Dan ketika tempat curhat tak tersedia, tekanan itu berubah jadi beban batin yang menghancurkan pelan-pelan. Dinda tak punya ruang aman. Tidak di sekolah. Tidak di rumah.
Cyberbullying? Masih jadi momok. Komentar jahat di story atau direct message seperti racun yang terus diserap tanpa henti.
Standar kecantikan? Algoritma media sosial membuatnya makin tak realistis. Filter jadi normal. Diet ekstrem dianggap tren.
Ketika Dampak Menjadi Nyata
Apa yang terjadi kalau semua itu dibiarkan?
Beberapa remaja kehilangan minat pada hobi yang dulu disukai. Musik jadi terasa membosankan. Gambar tak lagi menghibur. Nongkrong dengan teman justru bikin makin lelah.
Ada juga yang mulai menarik diri secara sosial. Mereka hadir di kelas tapi tak terhubung. Duduk di meja makan tapi tak benar-benar ada.

AI/Indodailypost
Gangguan tidur? Sangat umum. Banyak yang tidur dengan mata terbuka, pikiran lari ke mana-mana.
Prestasi belajar menurun? Bukan karena malas, tapi karena fokus sudah dikalahkan oleh kecemasan.
Bahkan, ada yang mulai memikirkan untuk menyakiti diri sendiri, karena merasa itu satu-satunya cara untuk “merasa sesuatu.”

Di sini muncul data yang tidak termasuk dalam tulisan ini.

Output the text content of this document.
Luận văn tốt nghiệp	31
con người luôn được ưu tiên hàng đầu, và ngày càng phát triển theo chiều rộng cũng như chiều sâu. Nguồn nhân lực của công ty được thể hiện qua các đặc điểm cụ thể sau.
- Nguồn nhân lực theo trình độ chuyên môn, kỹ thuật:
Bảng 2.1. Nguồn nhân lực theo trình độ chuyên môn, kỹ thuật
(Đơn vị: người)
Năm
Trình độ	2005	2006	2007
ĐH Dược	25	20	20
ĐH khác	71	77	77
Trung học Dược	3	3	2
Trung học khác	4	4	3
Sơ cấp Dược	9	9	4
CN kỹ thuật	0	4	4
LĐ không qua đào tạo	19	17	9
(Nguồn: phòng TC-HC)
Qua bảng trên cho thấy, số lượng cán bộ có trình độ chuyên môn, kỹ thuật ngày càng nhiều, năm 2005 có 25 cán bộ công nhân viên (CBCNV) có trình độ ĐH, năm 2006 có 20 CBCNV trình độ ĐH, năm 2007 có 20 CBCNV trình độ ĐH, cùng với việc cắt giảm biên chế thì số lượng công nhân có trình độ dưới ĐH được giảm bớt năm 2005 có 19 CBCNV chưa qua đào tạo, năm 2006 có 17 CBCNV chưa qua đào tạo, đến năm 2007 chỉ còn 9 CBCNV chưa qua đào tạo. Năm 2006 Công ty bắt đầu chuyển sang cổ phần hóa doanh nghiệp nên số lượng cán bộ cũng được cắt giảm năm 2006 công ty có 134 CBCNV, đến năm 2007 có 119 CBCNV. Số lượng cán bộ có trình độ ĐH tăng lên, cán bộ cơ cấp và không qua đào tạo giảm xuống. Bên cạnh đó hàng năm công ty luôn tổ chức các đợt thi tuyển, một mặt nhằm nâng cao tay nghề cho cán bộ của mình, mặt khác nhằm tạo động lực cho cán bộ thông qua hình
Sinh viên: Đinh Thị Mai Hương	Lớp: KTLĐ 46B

Kenapa Bantuan Sulit Ditemukan?
Meski masalahnya besar, yang mencari bantuan profesional hanya 2,6% dari total remaja terdampak.
Alasannya?
👉Takut dianggap lemah.
👉 Takut divonis “gila”.
👉 Takut membuat orang tua kecewa.
👉 Tak tahu harus mulai dari mana.
Stigma gangguan mental masih sangat kuat. Masih ada guru yang bilang, “Jangan lebay.” Masih ada orang tua yang berkata, “Itu hanya kurang ibadah.” Padahal, kesehatan mental remaja butuh pemahaman, bukan penghakiman.
Harapan: Cahaya yang Masih Menyala
Namun tidak semuanya gelap.
Dinda, suatu malam, membaca postingan dari seorang publik figur yang terbuka soal perjuangannya melawan depresi. Ia membaca komentar dari ribuan remaja lain yang merasakan hal serupa.
Saat itu, Dinda merasa: aku tidak sendirian.
Dan untuk pertama kalinya, ia mengirim pesan pada guru BK di sekolahnya.
Inilah pentingnya representasi dan ruang aman digital. Platform seperti Riliv dan Sehat Jiwa kini mulai jadi tempat curhat alternatif bagi remaja yang takut bertemu langsung.
Kampanye kesehatan mental di sekolah, walaupun belum merata, mulai bermunculan. Ada program pelatihan guru, sesi diskusi terbuka, dan ruang konseling.
Peran Orang Dewasa: Kuncinya Ada di Kita
Perubahan besar sering kali dimulai dari hal kecil. Seorang guru yang bersedia mendengarkan tanpa menghakimi. Seorang ibu yang bertanya, “Kamu lagi cemas ya?” tanpa nada menyalahkan. Seorang teman sebaya yang berkata, “Kita cari bantuan bareng, yuk.”
Remaja tidak butuh solusi sempurna. Mereka butuh ruang aman. Butuh orang yang mau mendengarkan, bukan menyela. Butuh validasi, bukan ceramah.
Dan ya, kadang cukup dengan berkata, “Kamu gak sendiri. Dan itu bukan salahmu.”
Mendampingi Remaja dengan Empati
Berdasarkan pengalaman para konselor dan guru:
1. Dengarkan Tanpa Menyela
Sering kali, yang dibutuhkan remaja hanya telinga yang terbuka. Bukan solusi langsung.
2. Hindari Menyederhanakan Masalah
Jangan katakan, “Cuma begitu aja kok.” Apa yang remeh bagi orang dewasa, bisa jadi badai bagi remaja.
3. Perhatikan Tanda-Tanda
Perubahan perilaku, kehilangan minat, atau sering murung bisa jadi sinyal awal gangguan mental.
4. Ajukan Pertanyaan yang Empatik
Alih-alih bertanya, “Kenapa kamu begini?”, lebih baik tanyakan, “Apa yang bisa membuatmu merasa lebih baik hari ini?”
5. Gunakan Teknologi untuk Terhubung
Jika remaja sulit bicara langsung, manfaatkan pesan teks atau aplikasi untuk membuka percakapan.

AI/Indodailypost
Catatan Penting dari Tahun 2025
Data kesehatan mental 2025 memberi peringatan:
Gangguan mental pada remaja Indonesia bukan isu masa depan. Ini sedang terjadi sekarang.
Pengaruh media sosial bukan sekadar tren, tapi faktor nyata.
Perlu edukasi digital literacy sejak dini.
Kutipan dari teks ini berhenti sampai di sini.